NEW DELHI, 28 January — India kept up the pressure on archenemy Pakistan yesterday and announced the arrest of two people whom it called Pakistani spies in the southern state of Andhra Pradesh. New Delhi said there has been no fundamental change in troubled Kashmir despite Pakistan President Gen. Pervez Musharraf’s promise to crack down on those fighting for the territory’s separation from India.
"It has been 15 days since Musharraf’s statement. We have not seen any evidence on the ground insofar as India is concerned and so far as Jammu-Kashmir is concerned," Home Minister L.K. Advani was quoted as saying by United News of India.
Prime Minister Atal Behari Vajpayee said terrorism directed against India would not be tolerated. "To make us a target of terrorism, and we do not give an appropriate response, that is not possible," Vajpayee said in a speech to students receiving basic military training.
Advani said Pakistan must extradite over 20 alleged terrorists wanted by New Delhi. "That can be seen as a litmus test for judging whether Gen. Musharraf’s statement is being implemented that terrorism will not be permitted in the name of the Kashmir cause," Advani told India’s Star News television.
Police in Andhra Pradesh said they have arrested two Pakistanis suspected of spying on military establishments in southern India, including the base of India’s missile development program. The suspects were identified as Ashiq Ali and Rayees Jan. The suspects, who arrived in India last year, were likely to appear in court and face charges today, police said.
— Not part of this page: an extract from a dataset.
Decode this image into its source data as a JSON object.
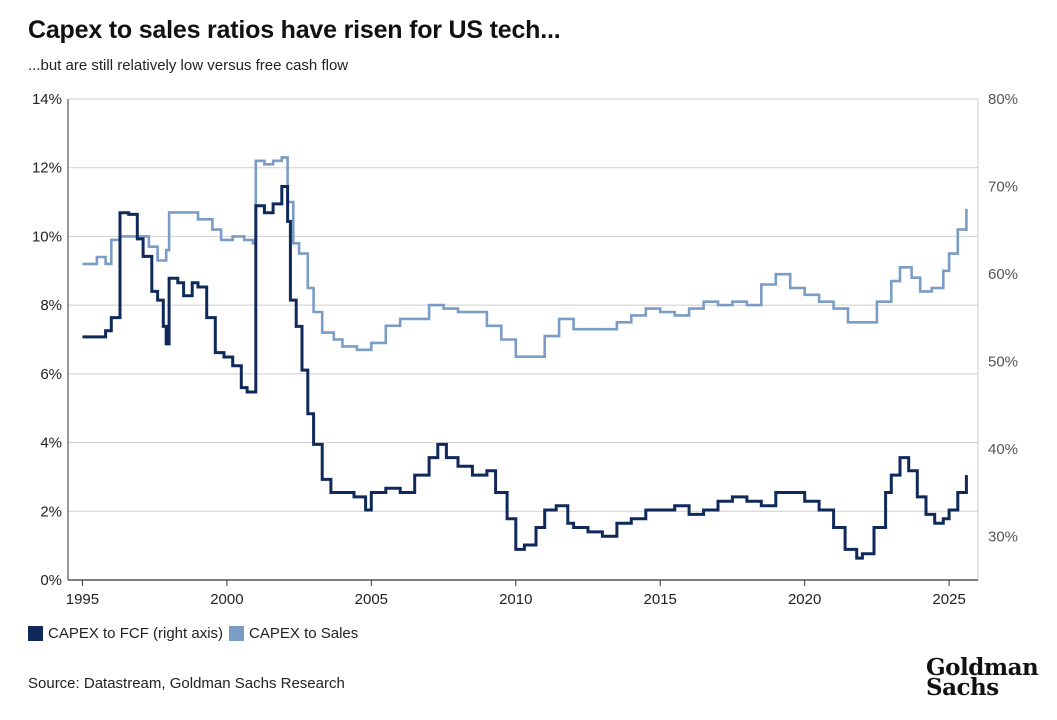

Ashiq Ali was arrested in Nizamabad, a town 150 km (95 miles) north of Hyderabad, the capital of Andhra Pradesh, on Saturday, and Jan was picked up in the state capital two days ago, said Ravi Shankar Iyengar, the deputy superintendent of police.
"We have recovered many sensitive documents, maps and photographs" from Ashiq Ali, including photographs of a local military warfare college, Iyengar said. Police said they caught Ali while he was making a phone call to his Pakistani contact. Police also recovered printouts of e-mails he had sent to Pakistan.
Meanwhile, Lashkar-e-Taiba, a group fighting Indian rule in Kashmir denied that an arms cache seized by security forces in Afghanistan belonged to it.